Kultur Augenblick vor dem letzten Kampf

Welch ein Auftritt! Mit weit aufgerissenen Augen und zum Angriff bereit, inszenierte Lovis Corinth (1858-1925) Rudolf Rittner in diesem Gemälde.

 Rudolf Rittner als Florian Geyer.

Rudolf Rittner als Florian Geyer.

Foto: Von der Heydt - Museum Wuppertal/Von der Heydt Museum

Welch ein Auftritt! Mit weit aufgerissenen Augen und zum Angriff bereit, inszenierte Lovis Corinth (1858-1925) Rudolf Rittner in diesem Gemälde. Der Schauspieler stellt hier den fränkischen Reichsritter Florian Geyer, Anführer im deutschen Bauernkrieg, dar. Geyer ist allein auf der Bühne, in voller Rüstung, bewaffnet mit dem blanken Schwert im Augenblick vor dem letzten Kampf. Angespannt wendet er sich in Erwartung seiner abfallenden Bundesgenossen nach rechts, in Richtung eines hellen Lichtscheins, das Schwert und die zerfetzte Fahne vor sich haltend. Corinth begrenzte den Bildausschnitt ganz auf die Figur Florian Geyers. Weder Bühnenbild noch Staffagefiguren lenken von dem dramatischen Moment ab. Der Eindruck von Konzentration und Anspannung des Helden wird durch den rötlich aufblitzenden Widerschein eines lodernden Feuers auf der Rüstung und im Gesicht noch gesteigert. Dabei nimmt die Figur nur die linke Bildhälfte ein, was die Erwartungshaltung in Bezug auf das, was von rechts kommen mag, noch verstärkt.
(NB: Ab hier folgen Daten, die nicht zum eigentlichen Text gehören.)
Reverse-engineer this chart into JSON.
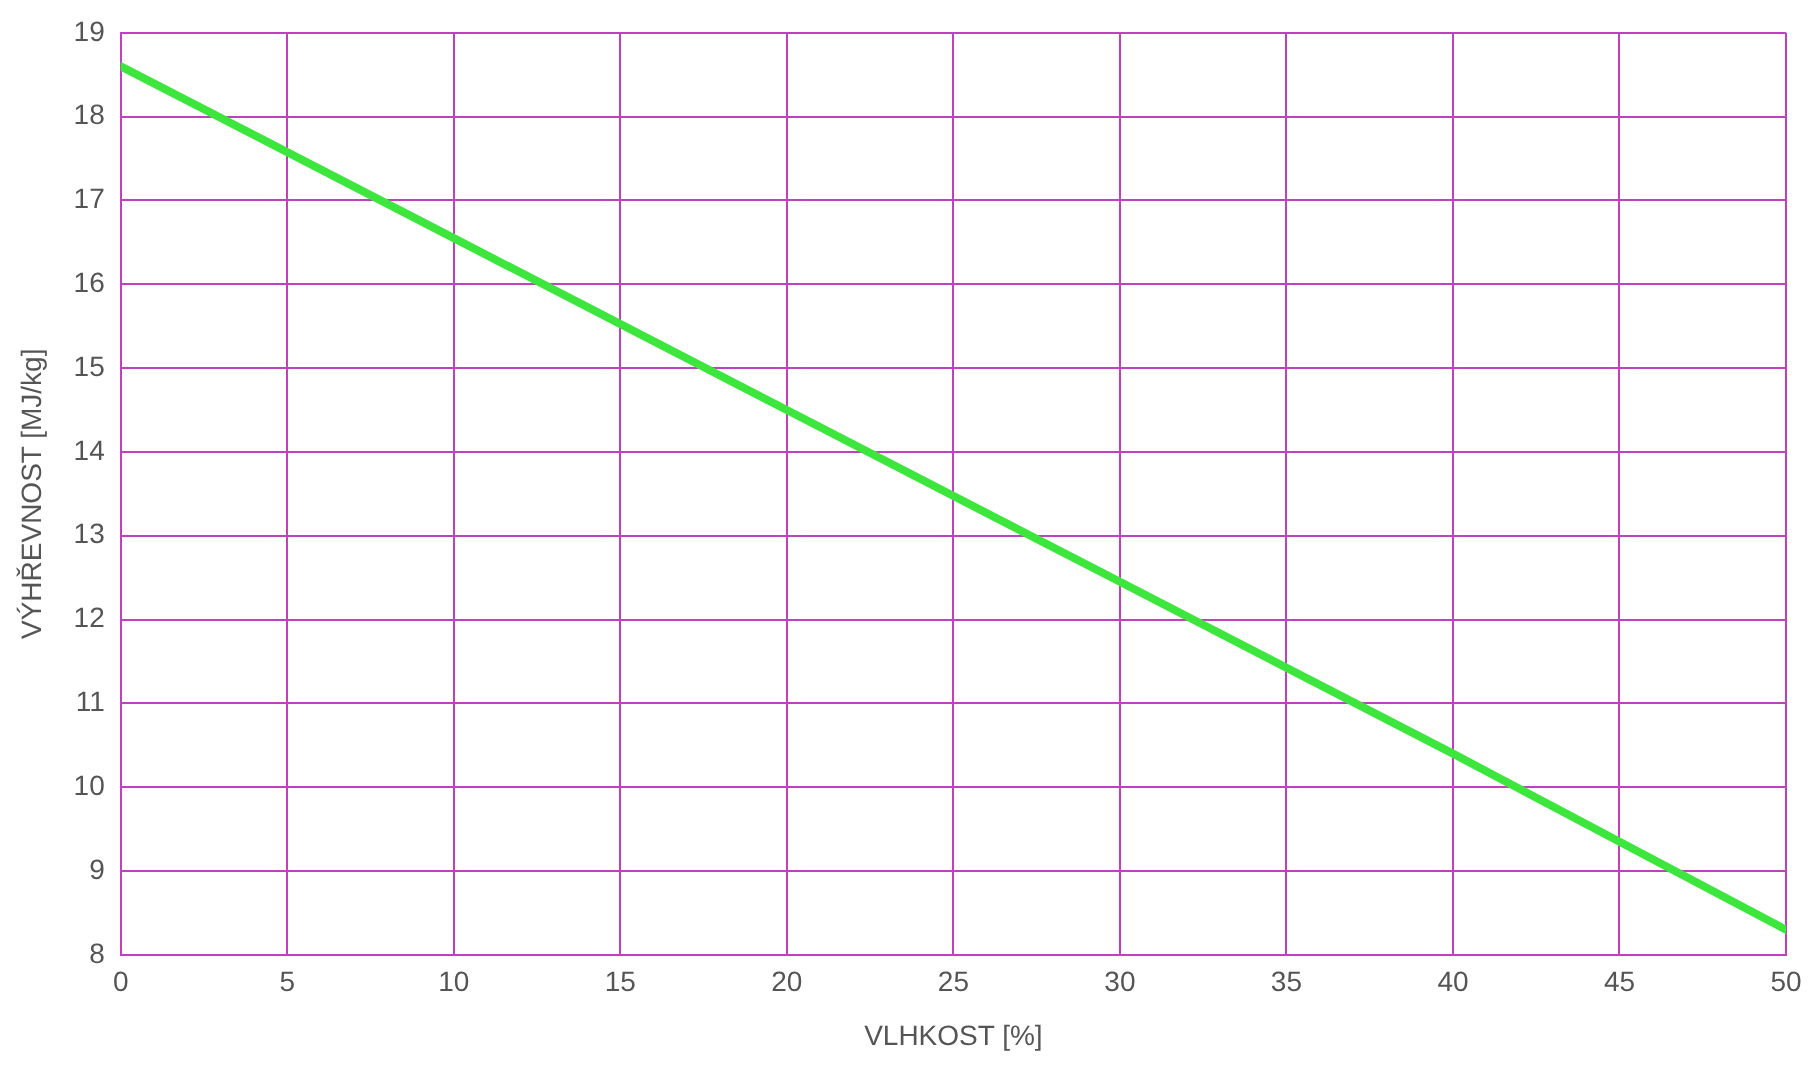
{
  "chart_data": {
    "type": "line",
    "xlabel": "VLHKOST [%]",
    "ylabel": "VÝHŘEVNOST [MJ/kg]",
    "x": [
      0,
      10,
      20,
      30,
      40,
      50
    ],
    "series": [
      {
        "color": "#3ce63c",
        "values": [
          18.6,
          16.55,
          14.5,
          12.45,
          10.4,
          8.3
        ]
      }
    ],
    "xlim": [
      0,
      50
    ],
    "xticks": [
      0,
      5,
      10,
      15,
      20,
      25,
      30,
      35,
      40,
      45,
      50
    ],
    "ylim": [
      8,
      19
    ],
    "yticks": [
      8,
      9,
      10,
      11,
      12,
      13,
      14,
      15,
      16,
      17,
      18,
      19
    ],
    "grid": true,
    "legend": false,
    "marker": "none",
    "line_style": "solid"
  }
}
Das großformatige Gemälde entstand anlässlich der Aufführungen des Dramas „Florian Geyer“ von Gerhart Hauptmann im Lessingtheater in Berlin. Der dortige Direktor Otto Brahm hatte vom Autor die Freigabe der Aufführungsrechte erreicht und konnte sich damit gegen Max Reinhardt am Deutschen Theater durchsetzen. 1904 wurde das Stück mit Rudolf Rittner in der Hauptrolle neu inszeniert. Das mitreißende Spiel Rittners verhalf dem Stück zum Durchbruch. Als Mitglied des Ensembles von Otto Brahm galt er als bahnbrechender Interpret von Hauptmanns Figuren und spielte neben Florian Geyer auch Fuhrmann Henschel und den „Armen Heinrich“.
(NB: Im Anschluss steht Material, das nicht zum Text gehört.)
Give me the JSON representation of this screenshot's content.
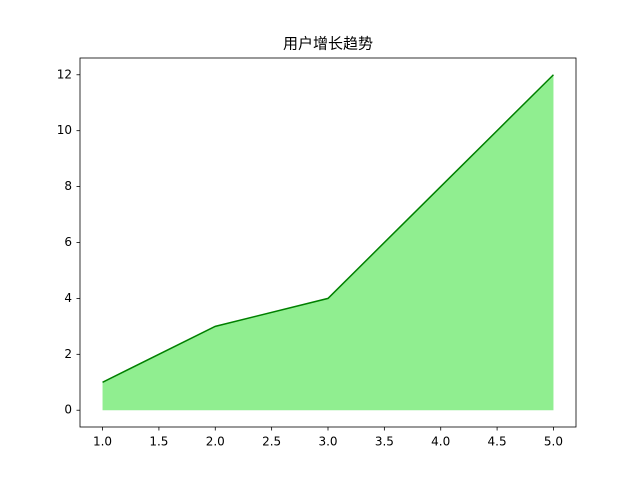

Unvergessen bleibt mir persönlich der Moment, in dem unser hiesiger Schauspielintendant Thomas Braus mit Schwert und schwarzer Kleidung vor Corinths Bild in die Rolle Florian Geyers schlüpfte und das Publikum begeisterte. Dieses Aufeinandertreffen von Schauspiel- und Bildender Kunst fand im Rahmen unserer Ausstellung „An die Schönheit – Stars der Sammlung“ im Juni 2020 statt. Und ich hoffe, dass wir bald zur nächsten Ausgabe dieser Kooperation in das dann wieder geöffnete Museum einladen können.

Das Gemälde von Lovis Corinth zählt übrigens zu den bedeutendsten Schauspieler-Rollenporträts und dürfte durch die 1902 und 1903 von Max Slevogt geschaffenen Bildnisse des Sängers Francisco d’Andrade in der Rolle des Don Giovanni angeregt worden sein. Corinth ging aber über Slevogt hinaus, indem er den Schauspieler nicht in repräsentativer Pose festhielt, sondern unmittelbar vor dem entscheidenden Moment der Geschichte interpretierte und so die Dramatik der Szene erhöhte. Corinth selbst hielt das Porträt für eines seiner besten Bilder.